Die gleichnamige, weltweit außergewöhnlich erfolgreiche Serie spielt im England des frühen 20. Jahrhunderts, das von drastischen politischen und wirtschaftlichen Umbrüchen auf den Kopf gestellt wird. Die Einführung des Frauenwahlrechts, der irische Unabhängigkeitskrieg, der erste Weltkrieg, gefolgt von der erbarmungslosen Spanischen Grippe… Und mittendrin die adlige Familie der Crawleys, die von all den Ereignissen nicht unberührt bleibt.

Als der ursprüngliche Erbe ihres Anwesens beim Untergang der Titanic ums Leben kommt, müssen die Crawleys sich damit abfinden, dass der neue nächste männliche Verwandte, Matthew Crawley, ein ihnen so gut wie unbekannter junger Anwalt aus der Arbeiterklasse ist, der von dem pompösen Lebensstil der Familie wenig hält. Als die Versuche, den Erbvertrag anzufechten, misslingen, soll die älteste Tochter, Mary, mit Matthew verheiratet werden, was sie jedoch zunächst vehement ablehnt.

Und wie es auf Downton Abbey nun mal so läuft, folgt Problem auf Problem, werden Entscheidungen getroffen, die nicht getroffen werden wollen und finden Dinge statt, die lieber nicht an die Öffentlichkeit herangetragen werden sollten, um den Ruf der Familie Crawley nicht zu ruinieren.

Doch nicht nur die, die in den üppigen Zimmern in den oberen Etagen des Anwesens hausieren, haben ihr Kreuz zu tragen; auch die Bediensteten müssen sich mit persönlichen Problemen herumschlagen. So zum Beispiel das oberste Hausmädchen Anna, das partout kein Glück zu haben scheint, das Küchenmädchen Daisy, das ungewollt Zeuge eines verstörenden Ereignisses im Schlafzimmertrakt der Hausherren wird und der Diener Thomas, der mit seiner Homosexualität (die damals in England strafbar war) zu kämpfen hat und seinen Gefühlen durch zahlreiche Intrigen Ausdruck verleiht.

Was auf den ersten Blick wie ein viel zu kompliziertes, klassisches und vorhersehbares Drama wirkt, ist in Wirklichkeit das vielmals ausgezeichnete Werk des brillanten Autors Julian Fellowes, der mit der Serie über sechs Staffeln hinweg unglaublich komplexe und eigenständige Figuren erschafft und aufeinandertreffen lässt.
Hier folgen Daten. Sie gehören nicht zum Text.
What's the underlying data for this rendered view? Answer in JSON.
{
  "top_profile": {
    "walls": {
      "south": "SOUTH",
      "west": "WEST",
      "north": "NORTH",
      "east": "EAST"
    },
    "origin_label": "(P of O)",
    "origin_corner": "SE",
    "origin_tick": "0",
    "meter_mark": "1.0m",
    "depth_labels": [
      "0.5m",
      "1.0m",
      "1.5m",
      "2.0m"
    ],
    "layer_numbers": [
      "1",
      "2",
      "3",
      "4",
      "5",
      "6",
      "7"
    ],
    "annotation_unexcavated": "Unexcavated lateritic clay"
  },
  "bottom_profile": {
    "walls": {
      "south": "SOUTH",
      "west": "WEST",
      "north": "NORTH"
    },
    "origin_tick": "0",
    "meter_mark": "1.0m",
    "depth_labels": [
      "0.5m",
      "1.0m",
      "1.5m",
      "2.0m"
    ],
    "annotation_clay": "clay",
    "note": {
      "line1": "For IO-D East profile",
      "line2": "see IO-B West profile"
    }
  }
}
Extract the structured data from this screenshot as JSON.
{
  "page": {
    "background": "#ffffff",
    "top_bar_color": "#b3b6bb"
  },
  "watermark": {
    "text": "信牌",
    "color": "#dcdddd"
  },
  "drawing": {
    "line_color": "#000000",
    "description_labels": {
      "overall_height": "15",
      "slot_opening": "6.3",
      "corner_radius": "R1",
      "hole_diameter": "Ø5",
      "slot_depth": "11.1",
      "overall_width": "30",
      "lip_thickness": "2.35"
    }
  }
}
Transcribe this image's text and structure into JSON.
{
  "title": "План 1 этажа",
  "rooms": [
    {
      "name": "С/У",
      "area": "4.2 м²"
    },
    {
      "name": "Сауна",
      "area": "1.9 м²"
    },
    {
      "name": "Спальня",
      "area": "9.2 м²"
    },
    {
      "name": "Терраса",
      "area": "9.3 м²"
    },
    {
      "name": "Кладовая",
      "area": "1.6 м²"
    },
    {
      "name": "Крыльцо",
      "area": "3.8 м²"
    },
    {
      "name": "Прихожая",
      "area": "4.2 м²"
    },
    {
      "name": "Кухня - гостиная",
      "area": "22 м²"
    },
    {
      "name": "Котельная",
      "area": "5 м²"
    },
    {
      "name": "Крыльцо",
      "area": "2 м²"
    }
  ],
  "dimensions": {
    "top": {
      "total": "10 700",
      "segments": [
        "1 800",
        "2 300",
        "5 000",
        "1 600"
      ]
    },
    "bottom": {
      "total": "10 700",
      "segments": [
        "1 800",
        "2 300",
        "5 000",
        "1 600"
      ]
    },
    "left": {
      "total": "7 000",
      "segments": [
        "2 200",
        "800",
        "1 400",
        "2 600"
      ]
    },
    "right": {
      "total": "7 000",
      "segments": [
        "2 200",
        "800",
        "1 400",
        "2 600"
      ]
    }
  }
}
Dabei ist nicht nur die Geschichte an sich ein Meisterwerk; auch die Aufmachung der Produktion bietet den Zuschauern ein ungewöhnlich ausgeklügeltes Erlebnis: Eine zauberhafte Location wurde mit dem Herrenhaus Highclere Castle in Hampshire gefunden, die Kostüme bestechen durch unfassbare historische Genauigkeit und selbst das Essen in  der Serie scheint wie im 20. Jahrhundert zubereitet zu sein, ganz zu schweigen von der fantastischen Besetzung, die international bekannte Stars wie Maggie Smith, Shirley MacLaine und Dan Stevens, aber auch unpopulärere, glänzende Schauspieler*innen zu einem hervorragend funktionierenden Ensemble machen.

Zwar kann die erste Folge von Staffel 1 (englische Erstausstrahlung September 2010) zunächst leicht für Verwirrung sorgen, da sie den Zuschauer erbarmungslos von der ersten Minute an in das Leben auf Downton Abbey entführt und die genauen Figurenkonstellationen erst im Laufe der nächsten Folgen wirklich klar werden, doch es wäre eine Schande, die großartigen Geschichten, Bilder und den angenehmen britischen Humor, der in vielen Szenen steckt, zu verpassen.

Die Serie bietet ein echtes Vergnügen für die ganze Familie, eine ordentliche Prise englischen Flair und, als netten Nebeneffekt, sogar etwas historische Bildung.